Undocumented workers in the United States are located across the country, Pew found. Most hail from Mexico, Central and South America, and Central and East Asia.

Under former president Joe Biden's administration, annual net migration was on average 2.4 million people from 2021 to 2023, according to the Congressional Budget Office. Net migration is the number of people arriving in the US, minus the number leaving. Total net migration in those years was over 8 million people.

Largest deportation

Illegal immigration at the US southern border has dropped significantly under the Trump administration. It comes after the president vowed to carry out the "largest mass deportation in American history" using ICE. He reportedly wants to have 3,000 arrested per day, sources told Reuters.

However, his enforcement has faced opposition. Protests over ICE raids erupted in Los Angeles last month.

At least 2,000 National Guard troops that were sent to end the outbreak were released from duty on Thursday, the Pentagon announced.

Trump also continued to press ahead with his anti-illegal migrant agenda by pushing through laws in the Republican-led Congress.
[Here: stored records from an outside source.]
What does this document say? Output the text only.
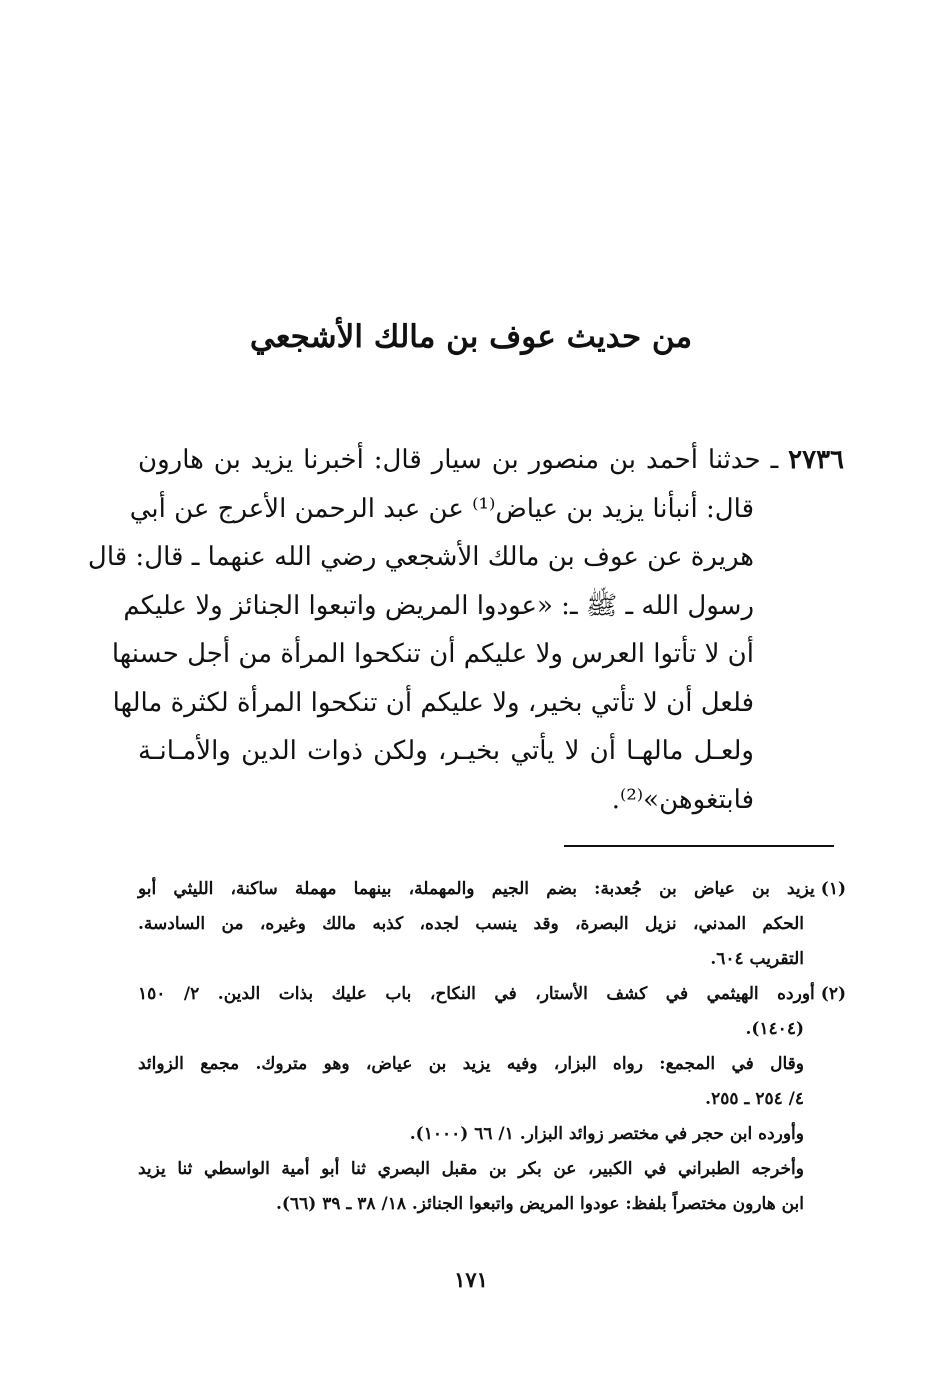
من حديث عوف بن مالك الأشجعي
٢٧٣٦ ـ حدثنا أحمد بن منصور بن سيار قال: أخبرنا يزيد بن هارون
قال: أنبأنا يزيد بن عياض⁽¹⁾ عن عبد الرحمن الأعرج عن أبي
هريرة عن عوف بن مالك الأشجعي رضي الله عنهما ـ قال: قال
رسول الله ـ ﷺ ـ: «عودوا المريض واتبعوا الجنائز ولا عليكم
أن لا تأتوا العرس ولا عليكم أن تنكحوا المرأة من أجل حسنها
فلعل أن لا تأتي بخير، ولا عليكم أن تنكحوا المرأة لكثرة مالها
ولعـل مالهـا أن لا يأتي بخيـر، ولكن ذوات الدين والأمـانـة
فابتغوهن»⁽²⁾.
(١)يزيد بن عياض بن جُعدبة: بضم الجيم والمهملة، بينهما مهملة ساكنة، الليثي أبو
الحكم المدني، نزيل البصرة، وقد ينسب لجده، كذبه مالك وغيره، من السادسة.
التقريب ٦٠٤.
(٢)أورده الهيثمي في كشف الأستار، في النكاح، باب عليك بذات الدين. ٢/ ١٥٠
(١٤٠٤).
وقال في المجمع: رواه البزار، وفيه يزيد بن عياض، وهو متروك. مجمع الزوائد
٤/ ٢٥٤ ـ ٢٥٥.
وأورده ابن حجر في مختصر زوائد البزار. ١/ ٦٦ (١٠٠٠).
وأخرجه الطبراني في الكبير، عن بكر بن مقبل البصري ثنا أبو أمية الواسطي ثنا يزيد
ابن هارون مختصراً بلفظ: عودوا المريض واتبعوا الجنائز. ١٨/ ٣٨ ـ ٣٩ (٦٦).
١٧١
The "Big Beautiful Bill", signed into law on July 4, has expanded funds for ICE to deport illegal immigrants.

Congress gave $170 billion toward immigration enforcement to be used over four years. ICE's annual budget will rise from $8 billion to $28 billion, The New York Times reported. This will make it the federal government's highest funded law enforcement agency.

Tom Homan, Trump's "border czar", told The New York Times: "You're going to see immigration enforcement on a level you've never seen it before."

"We cannot overstate the vital contributions immigrants provide our state," Condie of the California Restaurant Association added. "They are the lifeblood of our industry. Immigrants power our workforce and have an enormous positive impact on our economy. We (California) would not be the fourth-largest economy in the world without them."